We matched (1:1) our cases to controls (ICH without DHC) by age and ICH score. All patients received maximal medical therapy which included hyperosmolar treatment (Mannitol, 3% Saline), mechanical ventilation, glycemic control, blood pressure management and analgesic sedation as appropriately needed. Intracranial pressure (ICP) monitoring was not undertaken routinely.
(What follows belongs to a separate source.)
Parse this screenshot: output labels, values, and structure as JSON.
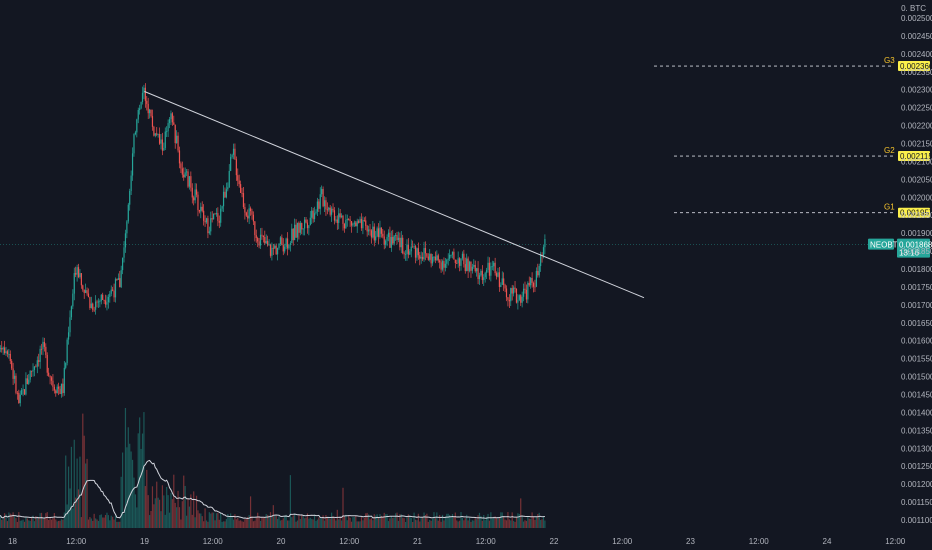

The primary outcome of interest was survival over time. Secondary outcomes were discharge GCS and long-term functional outcome measured by the Modified Rankin Scale (mRS). Poor outcome was defined as mRS 5-6. The mRS is a validated ordinal scale of neurological function ranging from 0 or no deficit to 6 or death [23]. mRS outcomes were collected for ICH survivors using a structured and validated telephone questionnaire [24].

Surgical Approach

The decision to pursue DHC was based on the collective judgment of the treating neurointensivists, attending neurosurgeon, and patient/family preferences. The laterality of the hemorrhage did not impact decisions to proceed with a DHC. All patients received either a unilateral frontal or fronto-parietal-occipital craniectomy based on the localization of the hemorrhage. The minimum diameter opening for the bone in all cases was at least 12 cm. The durotomies were performed in a cruciate fashion. The decision to perform clot evacuation along with the DHC was left to the neurosurgeon. Overall 24% of patients received clot evacuation. Duraplasty was achieved with either bovine pericardium or DuraMatrix (Stryker, Kalamazoo, MI). All patients had a JP drain inserted and remained in for 1-2 days postoperatively.

Statistical Analyses

Continuous variables were assessed for normality using the Kolmogorov-Smirnov test and reported using accepted standards for parametric and nonparametric data as means and Standard Deviations (SD) or medians and Interquartile Ranges (IQRs). Categorical variables were reported as count and proportions in each group. Bivariate comparisons were made using the t-test or Mann- U-Whitney test for continuous variables and Χ² or Fisher’s exact test for categorical variables. Missing data from patient’s lost-to follow up (two patients in the DHC group and one in the control group) were treated by carrying forward the last known outcome of interest. To account for differences in time to follow-up, a multivariable analysis using parametric survival models were fitted with time to event as the dependent variable and censoring for the outcome of interest (death). The main co-variate of interest (case (DHC) status) and additional factors associated with mortality after ICH were included in the models. Parsimonious models were found by systematically removing the least significant factor and recalculating the model. Multiple survival distributions were compared and the AIC or likelihood ratio test allowed us to assess relative model goodness of fit. To this end, the Weibull distribution best fitted the data. Finally, we calculated the Hazard Ratios (HR) and their 95% CI and studied potential interactions between covariates of interest. Statistical analyses were conducted using JMP software version 11.0 (SAS, Cary NC). Our reporting of observational data conforms to the Strengthening the Reporting of Observational Studies in Epidemiology STROBE guidelines [25].

Results

Demographics, admission severity scores, and radiological characteristics are summarized in (Table 1). There were 17 patients with DHC who were matched 1:1 by age and ICH score to historical controls. The mean time to DHC was 61.3 ± 101 hours. CT findings demonstrated a statistically significant difference in median admission midline shift in patients undergoing DHC (8mm, Interquartile Range (IQR) (4-12mm) vs. 3mm, IQR (2-8mm), p = 0.05). Other radiological findings were similar between the two cohorts (Table 1). There were no patients who had a hemorrhage of infratentorial origin.